Python Machine Learning - Deep Learning Basics

Deep Learning Overview

Deep learning is an important branch of machine learning that uses multi-layer neural networks to simulate the human brain's learning process. Deep learning models can automatically learn feature representations from data without manual feature engineering, achieving significant results in image recognition, natural language processing, speech recognition, and other fields.

Key characteristics of deep learning include:

Multi-layer structure: By stacking multiple neural network layers, models can learn multi-level feature representations
Automatic feature extraction: Automatically learning useful features from raw data
Strong expressive power: Capable of modeling complex non-linear relationships
Requires large amounts of data: Typically needs large labeled datasets for training
Computationally intensive: Training process requires powerful computing resources

Neural Network Fundamentals

1. Perceptron

The perceptron is the basic building block of neural networks. It receives multiple inputs, computes a weighted sum, and then outputs the result through an activation function.

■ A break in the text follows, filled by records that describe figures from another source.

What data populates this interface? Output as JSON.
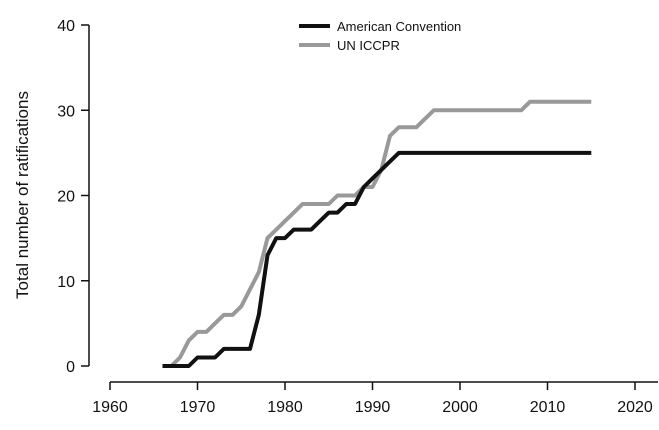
{
  "chart_data": {
    "type": "line",
    "title": "",
    "xlabel": "",
    "ylabel": "Total number of ratifications",
    "xlim": [
      1955,
      2022
    ],
    "ylim": [
      0,
      40
    ],
    "xticks": [
      1960,
      1970,
      1980,
      1990,
      2000,
      2010,
      2020
    ],
    "yticks": [
      0,
      10,
      20,
      30,
      40
    ],
    "grid": false,
    "legend_position": "top-center",
    "series": [
      {
        "name": "American Convention",
        "color": "#111111",
        "x": [
          1966,
          1967,
          1968,
          1969,
          1970,
          1971,
          1972,
          1973,
          1974,
          1975,
          1976,
          1977,
          1978,
          1979,
          1980,
          1981,
          1982,
          1983,
          1984,
          1985,
          1986,
          1987,
          1988,
          1989,
          1990,
          1991,
          1992,
          1993,
          2000,
          2010,
          2015
        ],
        "y": [
          0,
          0,
          0,
          0,
          1,
          1,
          1,
          2,
          2,
          2,
          2,
          6,
          13,
          15,
          15,
          16,
          16,
          16,
          17,
          18,
          18,
          19,
          19,
          21,
          22,
          23,
          24,
          25,
          25,
          25,
          25
        ]
      },
      {
        "name": "UN ICCPR",
        "color": "#999999",
        "x": [
          1966,
          1967,
          1968,
          1969,
          1970,
          1971,
          1972,
          1973,
          1974,
          1975,
          1976,
          1977,
          1978,
          1979,
          1980,
          1981,
          1982,
          1983,
          1984,
          1985,
          1986,
          1987,
          1988,
          1989,
          1990,
          1991,
          1992,
          1993,
          1994,
          1995,
          1996,
          1997,
          2000,
          2005,
          2007,
          2008,
          2010,
          2015
        ],
        "y": [
          0,
          0,
          1,
          3,
          4,
          4,
          5,
          6,
          6,
          7,
          9,
          11,
          15,
          16,
          17,
          18,
          19,
          19,
          19,
          19,
          20,
          20,
          20,
          21,
          21,
          23,
          27,
          28,
          28,
          28,
          29,
          30,
          30,
          30,
          30,
          31,
          31,
          31
        ]
      }
    ]
  }
}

                        import numpy as np

class Perceptron:
    def __init__(self, input_size, learning_rate=0.01):
        self.weights = np.zeros(input_size + 1)  # +1 for bias
        self.learning_rate = learning_rate
    
    def predict(self, inputs):
        # Calculate weighted sum (including bias)
        summation = np.dot(inputs, self.weights[1:]) + self.weights[0]
        # Apply step function
        return 1 if summation > 0 else 0
    
    def train(self, training_inputs, labels, epochs):
        for epoch in range(epochs):
            for inputs, label in zip(training_inputs, labels):
                prediction = self.predict(inputs)
                # Update weights
                self.weights[1:] += self.learning_rate * (label - prediction) * inputs
                self.weights[0] += self.learning_rate * (label - prediction)

# Test the perceptron
if __name__ == "__main__":
    # Training data (logical AND)
    training_inputs = np.array([[0, 0], [0, 1], [1, 0], [1, 1]])
    labels = np.array([0, 0, 0, 1])
    
    perceptron = Perceptron(2)
    perceptron.train(training_inputs, labels, 10)
    
    # Test
    test_inputs = np.array([[0, 0], [0, 1], [1, 0], [1, 1]])
    for inputs in test_inputs:
        print(f"Input: {inputs}, Prediction: {perceptron.predict(inputs)}")
                    

2. Multi-layer Neural Network

A multi-layer neural network (also known as a feedforward neural network) consists of an input layer, hidden layers, and an output layer. The presence of hidden layers allows neural networks to learn complex non-linear relationships.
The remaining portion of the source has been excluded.